In operation, the detectors 16 and 24, which may be for example, photodiode or optoelectrical detectors, output an electric signal based on the optical input of the received beam. The first detector 16 receives the first beam 14 and outputs a signal that is a function of the monitored beam's 12 power. The second detector 24 receives the second beam 20 and outputs a signal that is a function of both the monitored beam's 12 power as well as its wavelength. Thus, by mathematically operating on these signals as output by the detectors, 16 and 24, the wavelength of the monitored laser beam 12 can be determined and compared to the set frequency to determine any wavelength drift of the laser's 6 output.
The above configuration includes a beam splitter 10 as well as a filter 22 and second detector 24, positioned perpendicular to the optical axis of the monitored beam 12. Thus, this arrangement takes up an undesirably large amount of space in an optical device package.
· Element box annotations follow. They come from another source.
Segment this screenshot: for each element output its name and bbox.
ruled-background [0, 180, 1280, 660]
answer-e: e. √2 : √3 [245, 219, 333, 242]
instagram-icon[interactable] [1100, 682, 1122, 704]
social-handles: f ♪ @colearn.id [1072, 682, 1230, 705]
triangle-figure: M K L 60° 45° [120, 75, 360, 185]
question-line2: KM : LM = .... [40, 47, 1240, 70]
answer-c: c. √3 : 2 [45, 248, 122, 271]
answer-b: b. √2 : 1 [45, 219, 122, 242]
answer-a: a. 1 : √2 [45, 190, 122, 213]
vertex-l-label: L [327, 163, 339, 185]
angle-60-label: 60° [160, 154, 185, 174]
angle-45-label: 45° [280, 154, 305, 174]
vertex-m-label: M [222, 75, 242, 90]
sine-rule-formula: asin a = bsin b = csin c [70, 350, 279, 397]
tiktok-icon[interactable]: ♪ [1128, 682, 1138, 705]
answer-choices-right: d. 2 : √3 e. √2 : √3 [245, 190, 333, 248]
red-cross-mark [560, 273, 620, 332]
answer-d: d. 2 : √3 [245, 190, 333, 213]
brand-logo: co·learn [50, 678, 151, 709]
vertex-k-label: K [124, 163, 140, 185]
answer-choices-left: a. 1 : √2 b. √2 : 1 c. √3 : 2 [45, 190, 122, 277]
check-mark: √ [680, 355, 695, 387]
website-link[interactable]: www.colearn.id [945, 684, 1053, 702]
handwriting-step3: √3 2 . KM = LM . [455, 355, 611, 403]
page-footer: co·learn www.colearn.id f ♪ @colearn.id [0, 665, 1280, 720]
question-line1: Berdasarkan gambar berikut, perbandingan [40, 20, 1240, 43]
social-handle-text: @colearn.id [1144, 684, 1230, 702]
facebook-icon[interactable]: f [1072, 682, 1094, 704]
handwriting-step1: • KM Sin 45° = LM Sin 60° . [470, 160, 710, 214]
FIG. 2 shows an alternate wavelength locker configuration that uses a “stacked” arrangement of detectors. As shown, the filter detector 26 and the power monitor detector 27 are stacked one on top of the other with a filter 28 placed in front of the filter detector 26. A collimated beam 29 strikes both of the detectors, 26 and 27 with the lower portion of the beam 29 first passing through the filter 28 prior to striking the filter detector 26. Unfortunately, in this configuration the center portion of the collimated beam 29 where the power of the beam is the highest is not used. Thus, this configuration is not as sensitive to detect small changes in the beam as is desired.
Since optoelectronics packaging is one of the most difficult and costly operations in the manufacturing process, designers are always striving for simpler more compact cost effective arrangements and solutions.